The total time taken to build the model was found to be 0.09 seconds and it has gone through 11 number of iteration. Out of 118 instances, 73 are clustered as no flood and 45 were clustered for predicting flood.
A total of 27.97% of the data are clustered incorrectly and rest are clustered correctly.The cluster instances are presented in Table 10 and the classes to cluster matrix is given in Table 11.
The Density Based clustering was also applied on the same dataset without any feature selection. It was observed that for cluster 0, the prior probability was 0.6 where as for cluster 1, the prior probability was 0.4.
The total time taken to build the model was 0.5 seconds. In this model, 27.11% of instances are incorrectly classified. The cluster instances are given in Table 12 and the classes to cluster matrix value is presented in Table 13.
d) Clustering with Feature Selection Algorithm
For better performance we applied feature selection using PSO where out of 12 attributes, 4 were selected. During the model creation, it has gone through iterations. Out of 118 instances, 43 instances were clustered as cluster 0 and 75 instances were as cluster 1.
The total time taken to build the model obtained was 0.02 seconds and it was observed that 29.66% of instances were clustered incorrectly.
The cluster instances are presented in Table 14 and the classes to cluster matrix is given in Table 15.
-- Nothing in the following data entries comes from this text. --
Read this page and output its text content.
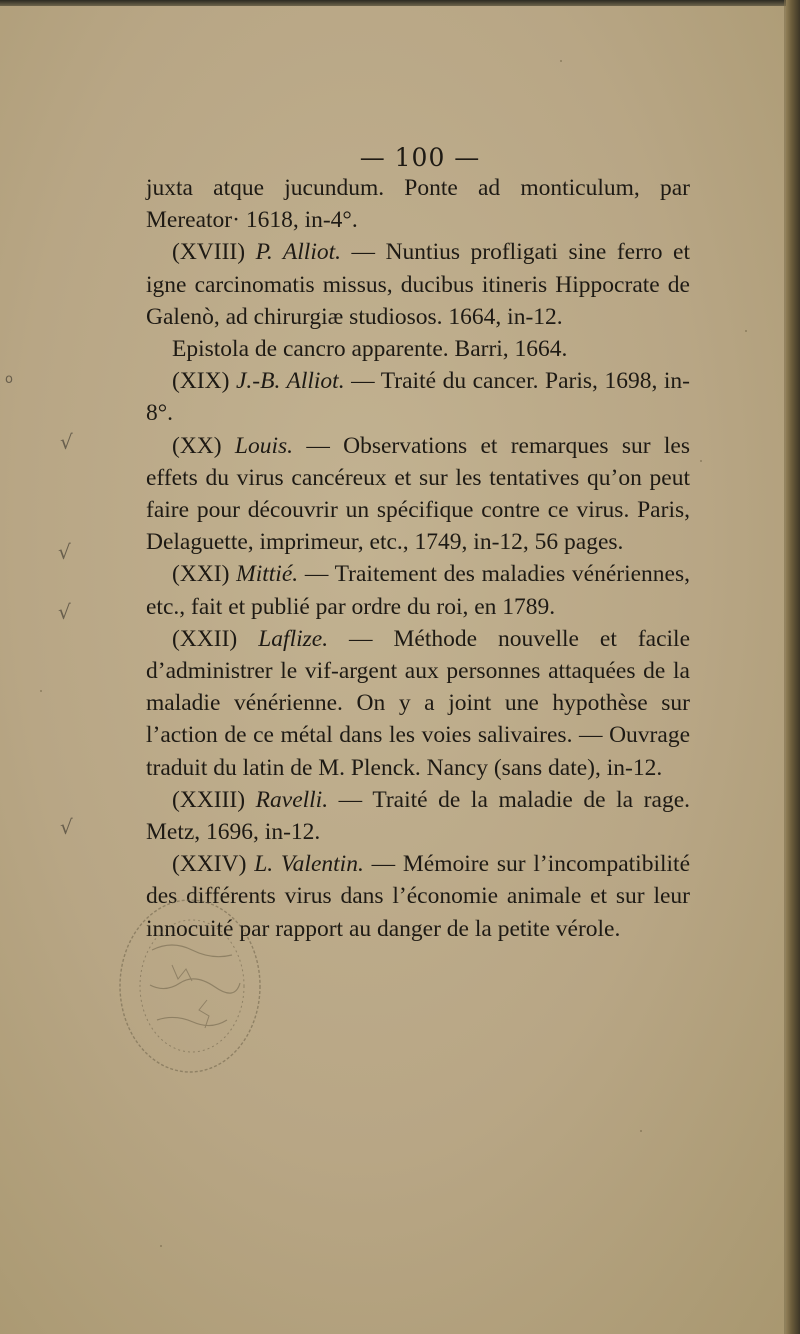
— 100 —

juxta atque jucundum. Ponte ad monticulum, par Mereator· 1618, in-4°.

(XVIII) P. Alliot. — Nuntius profligati sine ferro et igne carcinomatis missus, ducibus itineris Hippocrate de Galenò, ad chirurgiæ studiosos. 1664, in-12.

Epistola de cancro apparente. Barri, 1664.

(XIX) J.-B. Alliot. — Traité du cancer. Paris, 1698, in-8°.

(XX) Louis. — Observations et remarques sur les effets du virus cancéreux et sur les tentatives qu’on peut faire pour découvrir un spécifique contre ce virus. Paris, Delaguette, imprimeur, etc., 1749, in-12, 56 pages.

(XXI) Mittié. — Traitement des maladies vénériennes, etc., fait et publié par ordre du roi, en 1789.

(XXII) Laflize. — Méthode nouvelle et facile d’administrer le vif-argent aux personnes attaquées de la maladie vénérienne. On y a joint une hypothèse sur l’action de ce métal dans les voies salivaires. — Ouvrage traduit du latin de M. Plenck. Nancy (sans date), in-12.

(XXIII) Ravelli. — Traité de la maladie de la rage. Metz, 1696, in-12.

(XXIV) L. Valentin. — Mémoire sur l’incompatibilité des différents virus dans l’économie animale et sur leur innocuité par rapport au danger de la petite vérole.

√
√
√
√
o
Density based clustering: PSO algorithm was applied for feature selection and then the Density based clustering was implemented on the considered dataset.
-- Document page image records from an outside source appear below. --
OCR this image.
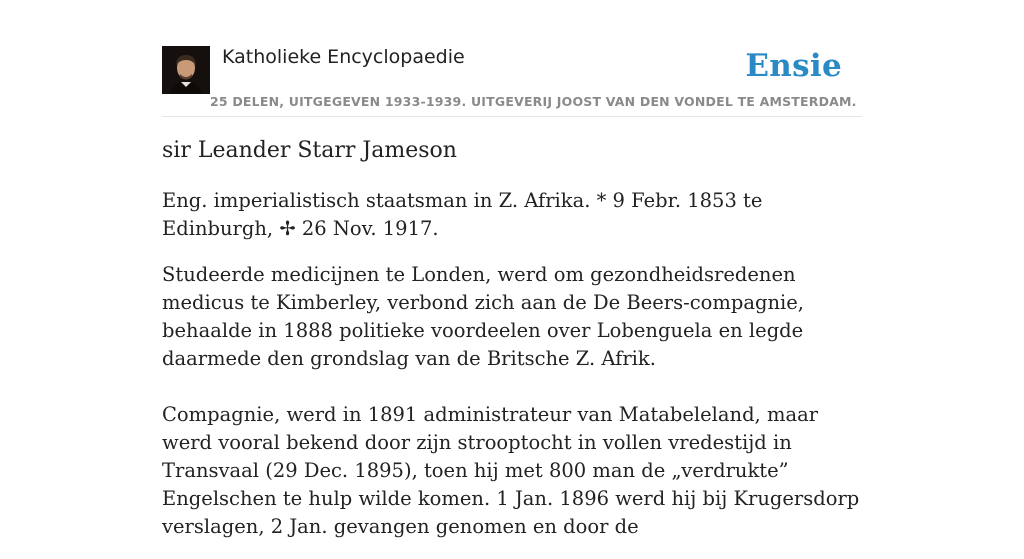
Katholieke Encyclopaedie	Ensie
25 DELEN, UITGEGEVEN 1933-1939. UITGEVERIJ JOOST VAN DEN VONDEL TE AMSTERDAM.
sir Leander Starr Jameson

Eng. imperialistisch staatsman in Z. Afrika. * 9 Febr. 1853 te Edinburgh, ✢ 26 Nov. 1917.

Studeerde medicijnen te Londen, werd om gezondheidsredenen medicus te Kimberley, verbond zich aan de De Beers-compagnie, behaalde in 1888 politieke voordeelen over Lobenguela en legde daarmede den grondslag van de Britsche Z. Afrik.

Compagnie, werd in 1891 administrateur van Matabeleland, maar werd vooral bekend door zijn strooptocht in vollen vredestijd in Transvaal (29 Dec. 1895), toen hij met 800 man de „verdrukte” Engelschen te hulp wilde komen. 1 Jan. 1896 werd hij bij Krugersdorp verslagen, 2 Jan. gevangen genomen en door de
In this model, out of 12 attribures 4 were selected as the most contributing attributes. It had gone through 5 iterations while building the model. Missing values were globally replaced with mean/mode.
According to cluster centroid from 118 instances 43 belongs to cluster 0 and 75 belongs to cluster1. Cluster 0 has the prior probability 0.4 cluster: 1 has prior probability: 0.6. The total time taken to build model obtained was 0.02 seconds and incorrectly clustered instances were 31.36 %.
The clustered instances of density based clustering with feature selection was given in Table 16 and the classes to clusters of density based clustering with feature selection was presented in Table 17.
Classes to cluster evaluation: The clustering accuracy performance was evaluated against the real classification. The accuracy percentage in both with and without feature selection is shown in Figure 2.
Model building time comparision: The model building time comparision of both classification and clustering techniques with and without feature selection algorithm is shown in Figure 3.
From the graph, it is observed that the model building time reduces significantly with feature selection as compared to without feature selection.
5 Conclusion and Future Directions
In this work, we considered a dataset containing the rain fall details of a particular region. It contains the data of 118 years month wise. The classification techniques j48 and RF and the clustering techniques such as K-means and density based are impleted on the considered dataset. After this, the months minimally contributing for flood prediction were discarded using PSO feature selection method.
Then the same classification and clustering techniques were again applied and the results in both the cases were compared. It was observed that the accuracy percentage obtained was found to be higher in both clustering and classification when no features are discarded. But the model building time was reduced when the classifications and clustering techniques were applied on the selected features.
In future, if this type of model can be built and embedded in the cloud as a service which can be called as per requirement then alert can be made and proper management of the situation can be done.